Randy Bryce, known by his nickname as the “Iron 'Stache,” is a Wisconsin ironworker who plans to run against House Speaker Paul Ryan in the 2018 midterm elections. It's an uphill climb, given Ryan's fundraising prowess, name recognition and strong electoral history. Bryce gained the public’s attention recently, however, when he released a new ad saying, “Let’s trade places: Paul Ryan, you can come work the iron and I’ll go to D.C.” Bryce joined Salon Talks to discuss one of his core issues: American jobs.
Is job automation due to politicians not doing enough? Or just inevitable structural changes in the American economy?

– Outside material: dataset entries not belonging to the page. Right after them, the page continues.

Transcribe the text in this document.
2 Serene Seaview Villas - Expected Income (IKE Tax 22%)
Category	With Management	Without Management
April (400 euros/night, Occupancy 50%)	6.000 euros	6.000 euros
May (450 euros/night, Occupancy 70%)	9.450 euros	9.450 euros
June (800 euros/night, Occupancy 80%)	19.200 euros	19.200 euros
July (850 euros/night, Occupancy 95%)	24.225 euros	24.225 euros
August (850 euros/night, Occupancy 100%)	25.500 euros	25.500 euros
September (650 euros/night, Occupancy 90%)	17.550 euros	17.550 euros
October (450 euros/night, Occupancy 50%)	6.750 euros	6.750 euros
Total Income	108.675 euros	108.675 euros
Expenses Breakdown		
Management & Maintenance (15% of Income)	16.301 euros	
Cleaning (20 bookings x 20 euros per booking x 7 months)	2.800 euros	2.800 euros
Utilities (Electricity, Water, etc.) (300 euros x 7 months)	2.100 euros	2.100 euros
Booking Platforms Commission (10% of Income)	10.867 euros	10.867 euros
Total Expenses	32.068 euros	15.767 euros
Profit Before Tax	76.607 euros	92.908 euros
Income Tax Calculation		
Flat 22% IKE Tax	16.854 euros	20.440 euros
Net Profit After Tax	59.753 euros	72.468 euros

Paul Ryan has not seen a trade deal that he hasn’t loved, that he hasn’t signed. I see that as a problem. I’m glad TPP didn’t pass. I never thought NAFTA should have passed. I’m opposed to those kinds of trade deals that don’t benefit American workers. It’s an issue -- we need to evolve, we need to worry. Automation is a big reason why jobs leave. But there’s other factors.

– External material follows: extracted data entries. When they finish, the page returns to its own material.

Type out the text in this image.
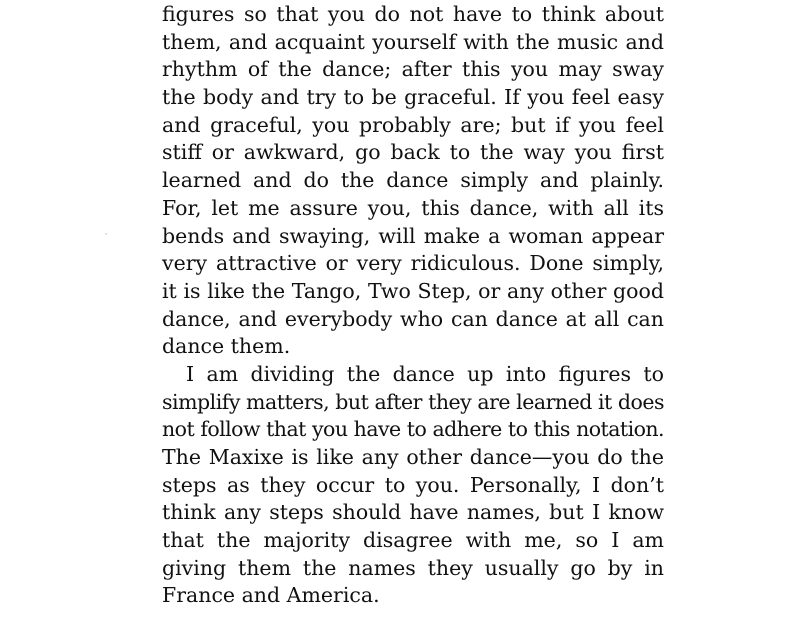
figures so that you do not have to think about
them, and acquaint yourself with the music and
rhythm of the dance; after this you may sway
the body and try to be graceful. If you feel easy
and graceful, you probably are; but if you feel
stiff or awkward, go back to the way you first
learned and do the dance simply and plainly.
For, let me assure you, this dance, with all its
bends and swaying, will make a woman appear
very attractive or very ridiculous. Done simply,
it is like the Tango, Two Step, or any other good
dance, and everybody who can dance at all can
dance them.
I am dividing the dance up into figures to
simplify matters, but after they are learned it does
not follow that you have to adhere to this notation.
The Maxixe is like any other dance—you do the
steps as they occur to you. Personally, I don’t
think any steps should have names, but I know
that the majority disagree with me, so I am
giving them the names they usually go by in
France and America.
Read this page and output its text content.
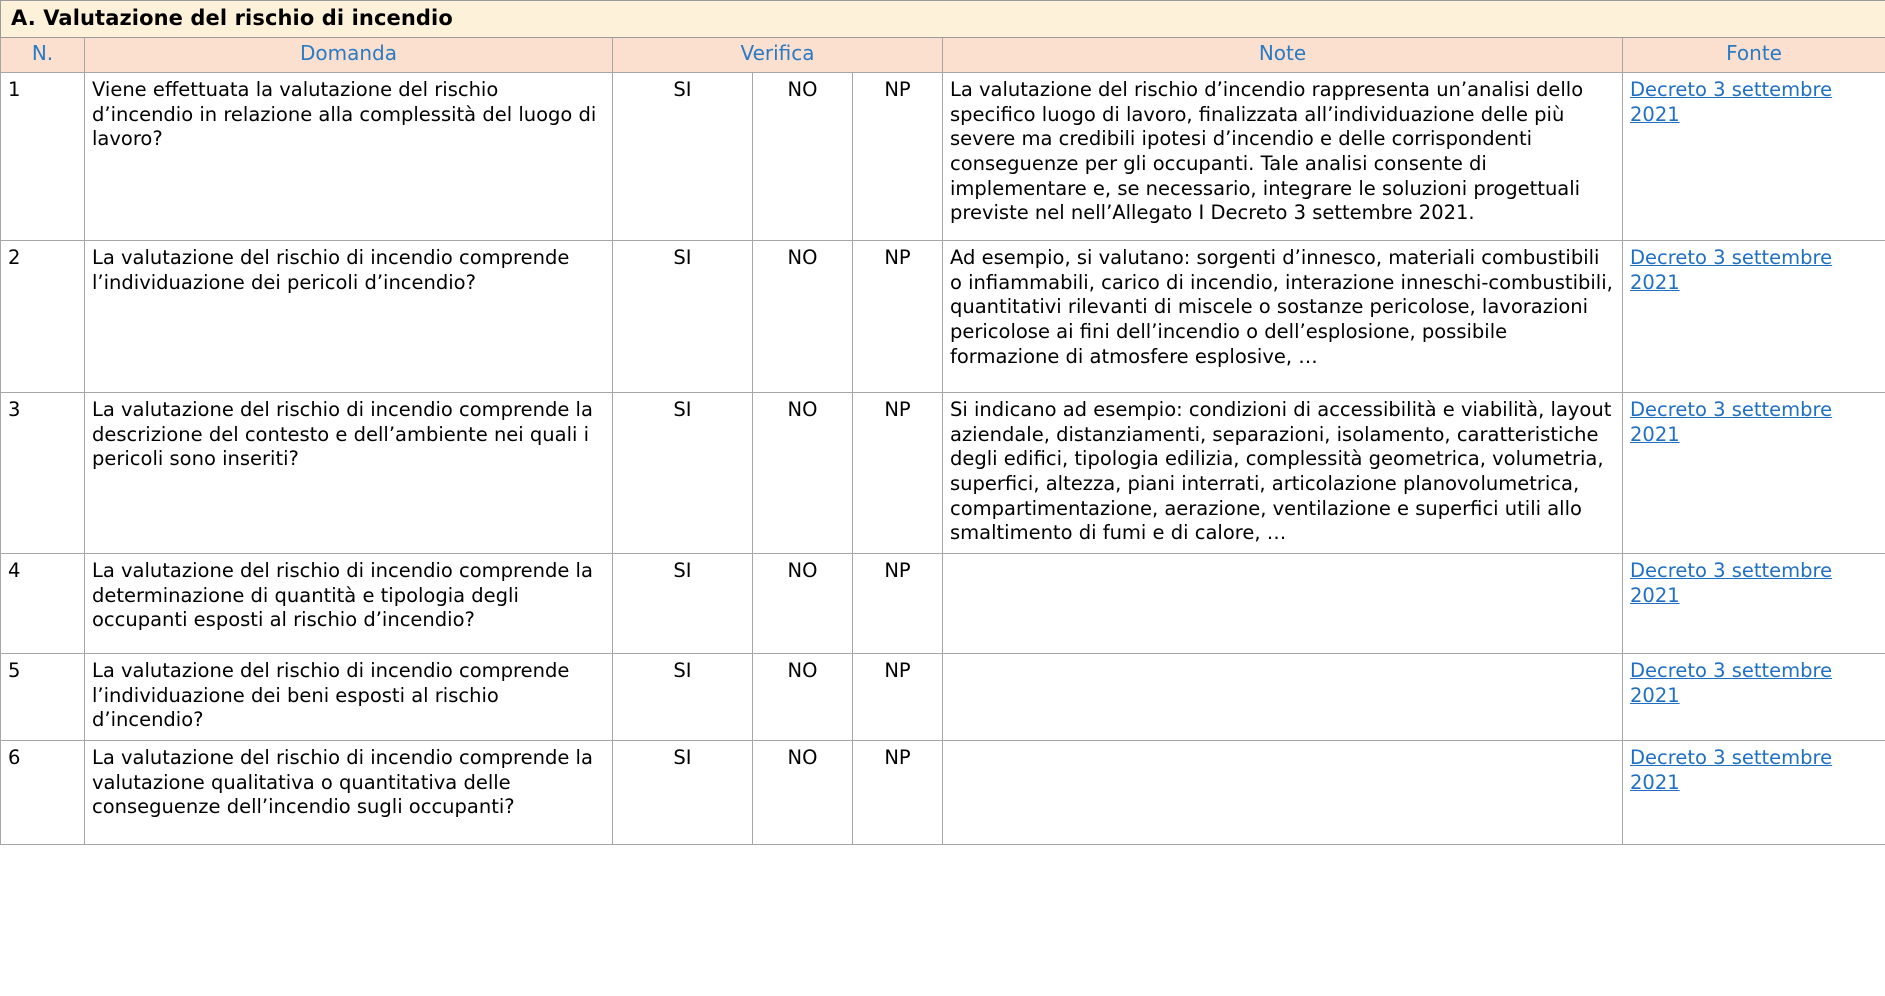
A. Valutazione del rischio di incendio						
N.	Domanda	Verifica			Note	Fonte
1	Viene effettuata la valutazione del rischio d’incendio in relazione alla complessità del luogo di lavoro?	SI	NO	NP	La valutazione del rischio d’incendio rappresenta un’analisi dello specifico luogo di lavoro, finalizzata all’individuazione delle più severe ma credibili ipotesi d’incendio e delle corrispondenti conseguenze per gli occupanti. Tale analisi consente di implementare e, se necessario, integrare le soluzioni progettuali previste nel nell’Allegato I Decreto 3 settembre 2021.	Decreto 3 settembre 2021
2	La valutazione del rischio di incendio comprende l’individuazione dei pericoli d’incendio?	SI	NO	NP	Ad esempio, si valutano: sorgenti d’innesco, materiali combustibili o infiammabili, carico di incendio, interazione inneschi-combustibili, quantitativi rilevanti di miscele o sostanze pericolose, lavorazioni pericolose ai fini dell’incendio o dell’esplosione, possibile formazione di atmosfere esplosive, …	Decreto 3 settembre 2021
3	La valutazione del rischio di incendio comprende la descrizione del contesto e dell’ambiente nei quali i pericoli sono inseriti?	SI	NO	NP	Si indicano ad esempio: condizioni di accessibilità e viabilità, layout aziendale, distanziamenti, separazioni, isolamento, caratteristiche degli edifici, tipologia edilizia, complessità geometrica, volumetria, superfici, altezza, piani interrati, articolazione planovolumetrica, compartimentazione, aerazione, ventilazione e superfici utili allo smaltimento di fumi e di calore, …	Decreto 3 settembre 2021
4	La valutazione del rischio di incendio comprende la determinazione di quantità e tipologia degli occupanti esposti al rischio d’incendio?	SI	NO	NP		Decreto 3 settembre 2021
5	La valutazione del rischio di incendio comprende l’individuazione dei beni esposti al rischio d’incendio?	SI	NO	NP		Decreto 3 settembre 2021
6	La valutazione del rischio di incendio comprende la valutazione qualitativa o quantitativa delle conseguenze dell’incendio sugli occupanti?	SI	NO	NP		Decreto 3 settembre 2021
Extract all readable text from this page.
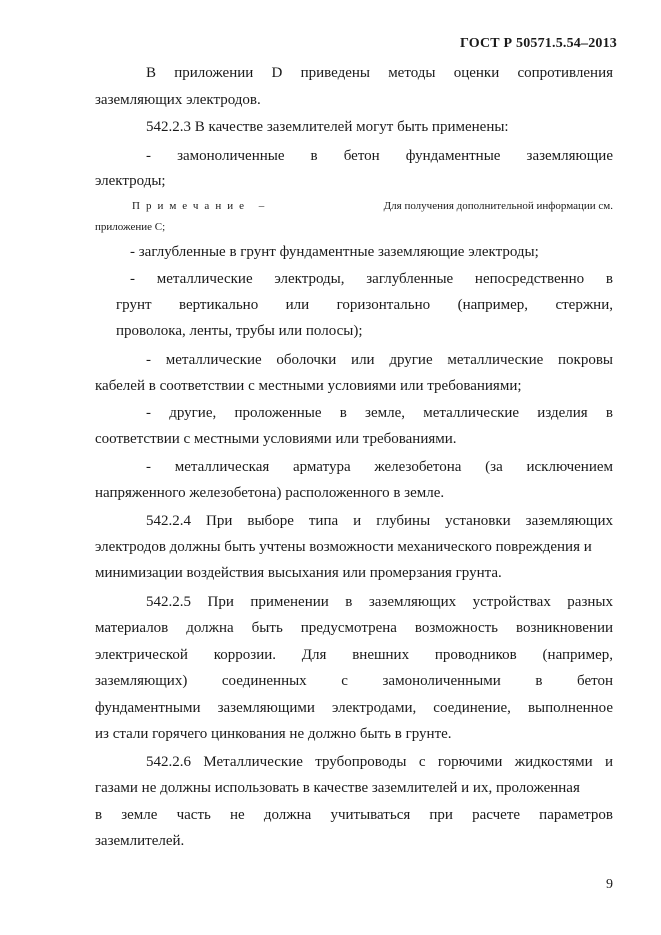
ГОСТ Р 50571.5.54–2013
В приложении D приведены методы оценки сопротивления
заземляющих электродов.
542.2.3 В качестве заземлителей могут быть применены:
- замоноличенные в бетон фундаментные заземляющие
электроды;
Примечание –	Для получения дополнительной информации см.
приложение С;
- заглубленные в грунт фундаментные заземляющие электроды;
- металлические электроды, заглубленные непосредственно в
грунт вертикально или горизонтально (например, стержни,
проволока, ленты, трубы или полосы);
- металлические оболочки или другие металлические покровы
кабелей в соответствии с местными условиями или требованиями;
- другие, проложенные в земле, металлические изделия в
соответствии с местными условиями или требованиями.
- металлическая арматура железобетона (за исключением
напряженного железобетона) расположенного в земле.
542.2.4 При выборе типа и глубины установки заземляющих
электродов должны быть учтены возможности механического повреждения и
минимизации воздействия высыхания или промерзания грунта.
542.2.5 При применении в заземляющих устройствах разных
материалов должна быть предусмотрена возможность возникновении
электрической коррозии. Для внешних проводников (например,
заземляющих) соединенных с замоноличенными в бетон
фундаментными заземляющими электродами, соединение, выполненное
из стали горячего цинкования не должно быть в грунте.
542.2.6 Металлические трубопроводы с горючими жидкостями и
газами не должны использовать в качестве заземлителей и их, проложенная
в земле часть не должна учитываться при расчете параметров
заземлителей.
9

But don’t trade deals help American workers by producing low-cost, price-competitive goods like televisions and refrigerators?
If we buy things that are made by our [American] neighbors, that makes sure that they have jobs. And if we pay them decent money -- family-living wages -- they’re going to have money to spend. They're not going to be scraping together just to pay their rent or just to pay bills. I mean, most people are two paychecks away from living on the streets and you’re talking about TVs. I’d love to see everybody have big TVs, but they’re not going to be able to unless they can afford them.

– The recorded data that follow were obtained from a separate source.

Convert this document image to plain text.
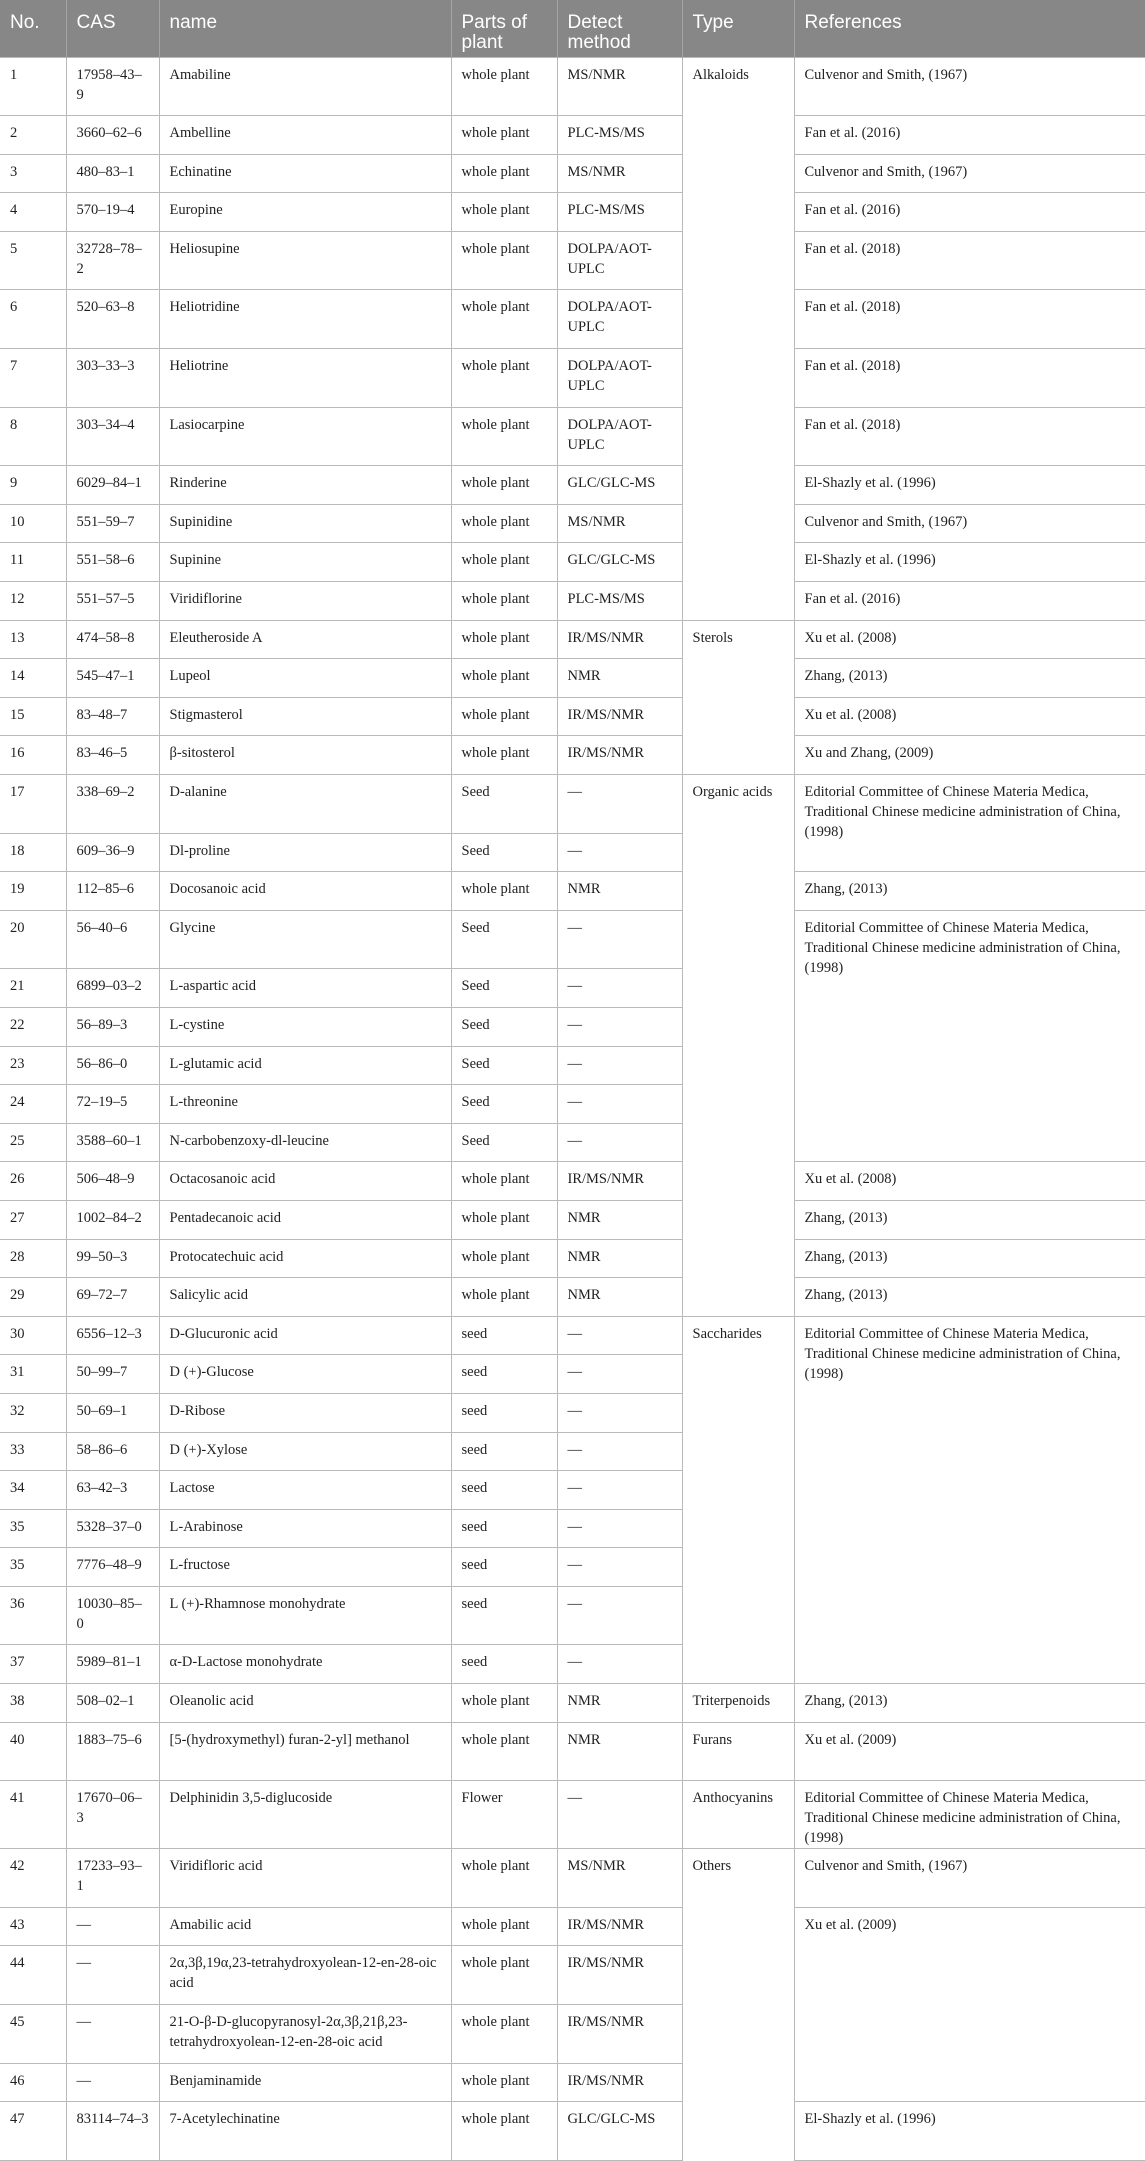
No.	CAS	name	Parts of plant	Detect method	Type	References
1	17958–43–9	Amabiline	whole plant	MS/NMR	Alkaloids	Culvenor and Smith, (1967)
2	3660–62–6	Ambelline	whole plant	PLC-MS/MS		Fan et al. (2016)
3	480–83–1	Echinatine	whole plant	MS/NMR		Culvenor and Smith, (1967)
4	570–19–4	Europine	whole plant	PLC-MS/MS		Fan et al. (2016)
5	32728–78–2	Heliosupine	whole plant	DOLPA/AOT-UPLC		Fan et al. (2018)
6	520–63–8	Heliotridine	whole plant	DOLPA/AOT-UPLC		Fan et al. (2018)
7	303–33–3	Heliotrine	whole plant	DOLPA/AOT-UPLC		Fan et al. (2018)
8	303–34–4	Lasiocarpine	whole plant	DOLPA/AOT-UPLC		Fan et al. (2018)
9	6029–84–1	Rinderine	whole plant	GLC/GLC-MS		El-Shazly et al. (1996)
10	551–59–7	Supinidine	whole plant	MS/NMR		Culvenor and Smith, (1967)
11	551–58–6	Supinine	whole plant	GLC/GLC-MS		El-Shazly et al. (1996)
12	551–57–5	Viridiflorine	whole plant	PLC-MS/MS		Fan et al. (2016)
13	474–58–8	Eleutheroside A	whole plant	IR/MS/NMR	Sterols	Xu et al. (2008)
14	545–47–1	Lupeol	whole plant	NMR		Zhang, (2013)
15	83–48–7	Stigmasterol	whole plant	IR/MS/NMR		Xu et al. (2008)
16	83–46–5	β-sitosterol	whole plant	IR/MS/NMR		Xu and Zhang, (2009)
17	338–69–2	D-alanine	Seed	—	Organic acids	Editorial Committee of Chinese Materia Medica, Traditional Chinese medicine administration of China, (1998)
18	609–36–9	Dl-proline	Seed	—		
19	112–85–6	Docosanoic acid	whole plant	NMR		Zhang, (2013)
20	56–40–6	Glycine	Seed	—		Editorial Committee of Chinese Materia Medica, Traditional Chinese medicine administration of China, (1998)
21	6899–03–2	L-aspartic acid	Seed	—		
22	56–89–3	L-cystine	Seed	—		
23	56–86–0	L-glutamic acid	Seed	—		
24	72–19–5	L-threonine	Seed	—		
25	3588–60–1	N-carbobenzoxy-dl-leucine	Seed	—		
26	506–48–9	Octacosanoic acid	whole plant	IR/MS/NMR		Xu et al. (2008)
27	1002–84–2	Pentadecanoic acid	whole plant	NMR		Zhang, (2013)
28	99–50–3	Protocatechuic acid	whole plant	NMR		Zhang, (2013)
29	69–72–7	Salicylic acid	whole plant	NMR		Zhang, (2013)
30	6556–12–3	D-Glucuronic acid	seed	—	Saccharides	Editorial Committee of Chinese Materia Medica, Traditional Chinese medicine administration of China, (1998)
31	50–99–7	D (+)-Glucose	seed	—		
32	50–69–1	D-Ribose	seed	—		
33	58–86–6	D (+)-Xylose	seed	—		
34	63–42–3	Lactose	seed	—		
35	5328–37–0	L-Arabinose	seed	—		
35	7776–48–9	L-fructose	seed	—		
36	10030–85–0	L (+)-Rhamnose monohydrate	seed	—		
37	5989–81–1	α-D-Lactose monohydrate	seed	—		
38	508–02–1	Oleanolic acid	whole plant	NMR	Triterpenoids	Zhang, (2013)
40	1883–75–6	[5-(hydroxymethyl) furan-2-yl] methanol	whole plant	NMR	Furans	Xu et al. (2009)
41	17670–06–3	Delphinidin 3,5-diglucoside	Flower	—	Anthocyanins	Editorial Committee of Chinese Materia Medica, Traditional Chinese medicine administration of China, (1998)
42	17233–93–1	Viridifloric acid	whole plant	MS/NMR	Others	Culvenor and Smith, (1967)
43	—	Amabilic acid	whole plant	IR/MS/NMR		Xu et al. (2009)
44	—	2α,3β,19α,23-tetrahydroxyolean-12-en-28-oic acid	whole plant	IR/MS/NMR		
45	—	21-O-β-D-glucopyranosyl-2α,3β,21β,23-tetrahydroxyolean-12-en-28-oic acid	whole plant	IR/MS/NMR		
46	—	Benjaminamide	whole plant	IR/MS/NMR		
47	83114–74–3	7-Acetylechinatine	whole plant	GLC/GLC-MS		El-Shazly et al. (1996)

Your rhetoric sometimes sounds similar to the president's, or at least to things he said on the campaign trail. Do you agree with Donald Trump?
I think Donald Trump claims to agree with me -- that we need to use American products in things that we build … he hasn’t pulled through on that … Trump promised he was going to use American steel on projects and he hasn’t pulled through. It sounded good when he was running for president, but the people in Washington aren't doing enough to help American workers.